Congratulations to the Focus on Accessibility Award Winners

Congratulation to the Focus on Accessibility Award winners

Geoff: The Focus On Accessibility Awards were developed by the accessibility directorate of Ontario. And there's a guy in that directorate a director of a division of it called Alfred Spencer. A real character, a really enthusiastic person who wants our students to help make the lives of people with disabilities, fuller, happier. And he sees the possibilities in, in encouraging our students to make that difference.

A lot of people have disabilities and they make a big difference in their lives and in fact almost all of us will have a disability at some point in our lives as we grow older. So anything that we can do to, apply science and technology to make people's lives different to make them better, helps them, helps society, helps their relatives, helps everyone. It's a meaningful thing to do.

Carly: I mean a lot of patients are as you know, sent from the hospitals to home with no tools, on how to prepare their diets and their liquids. Swallowing disorders are what we call Dysphagia. It's from stroke, brain injury, head and neck cancer, ALS, Parkinson's disease. When I heard that I won the Focus on Accessibility Award I was proud of my field of research and the ability to really make it accessible for patients.

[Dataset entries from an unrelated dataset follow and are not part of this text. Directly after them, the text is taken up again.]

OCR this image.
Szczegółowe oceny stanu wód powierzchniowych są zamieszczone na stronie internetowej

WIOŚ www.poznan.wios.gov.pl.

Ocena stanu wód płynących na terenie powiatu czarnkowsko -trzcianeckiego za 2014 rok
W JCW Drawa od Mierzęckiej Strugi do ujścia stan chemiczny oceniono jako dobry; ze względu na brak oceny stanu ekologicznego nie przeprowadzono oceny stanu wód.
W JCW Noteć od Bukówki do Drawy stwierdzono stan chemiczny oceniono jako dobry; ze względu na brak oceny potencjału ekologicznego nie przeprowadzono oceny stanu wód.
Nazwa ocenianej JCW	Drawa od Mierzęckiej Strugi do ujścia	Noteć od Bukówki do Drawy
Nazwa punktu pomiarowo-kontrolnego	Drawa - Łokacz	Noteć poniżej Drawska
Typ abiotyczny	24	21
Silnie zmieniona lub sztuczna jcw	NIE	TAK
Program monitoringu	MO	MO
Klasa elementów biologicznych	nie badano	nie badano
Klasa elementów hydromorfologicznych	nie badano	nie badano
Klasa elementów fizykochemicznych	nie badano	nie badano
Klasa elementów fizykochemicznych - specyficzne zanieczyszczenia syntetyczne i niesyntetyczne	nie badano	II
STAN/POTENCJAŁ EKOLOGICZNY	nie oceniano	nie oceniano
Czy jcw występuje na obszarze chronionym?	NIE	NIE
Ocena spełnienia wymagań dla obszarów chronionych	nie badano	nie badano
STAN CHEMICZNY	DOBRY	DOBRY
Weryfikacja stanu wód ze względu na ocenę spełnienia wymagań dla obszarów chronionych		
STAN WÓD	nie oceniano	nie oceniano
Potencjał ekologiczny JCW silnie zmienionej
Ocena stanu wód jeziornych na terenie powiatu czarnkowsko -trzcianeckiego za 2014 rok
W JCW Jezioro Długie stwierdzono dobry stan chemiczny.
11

Konika: We were hoping that my project will provide evidence on guiding Grab bar installation standards and that so we can make our homes more accessible but also safer for individuals at home. Our health system is getting better at treating individuals and sending them home a lot faster. However, our homes are not necessarily equipped to be safe in continued care. So knowing that my project can make that better is inspiring me to continue in this work.

Iris: Where our research is helping with is helping people improve their bathing disabilities. By providing more accessible bathing environments. Working on KITE, is such a great experience for me as a post doctoral fellow, because I get to work daily with such a great team. From the scientists who inspire me to the support staff who are able to make every technical thing I can think of, possible.

Mahzar: The VR game that we created is it's helping people with Dementia to stay active while they are enjoying some activities. Like sorting apples in a farm environment or rowing the rowboat in a lake. It can improve their physical fitness and also their quality of life. However, it can be challenging for them to engage in exercise. So in my research we try to use new technologies to overcome some challenges that these people face.

Geoff: I think that young people are getting into this field because they realize that they can do something useful. Actually we get the best students. And they're motivated to make a difference in part, because they've got parents, and they've got grandparents. But also because they have a big view, a generous view of their responsibilities to society in general.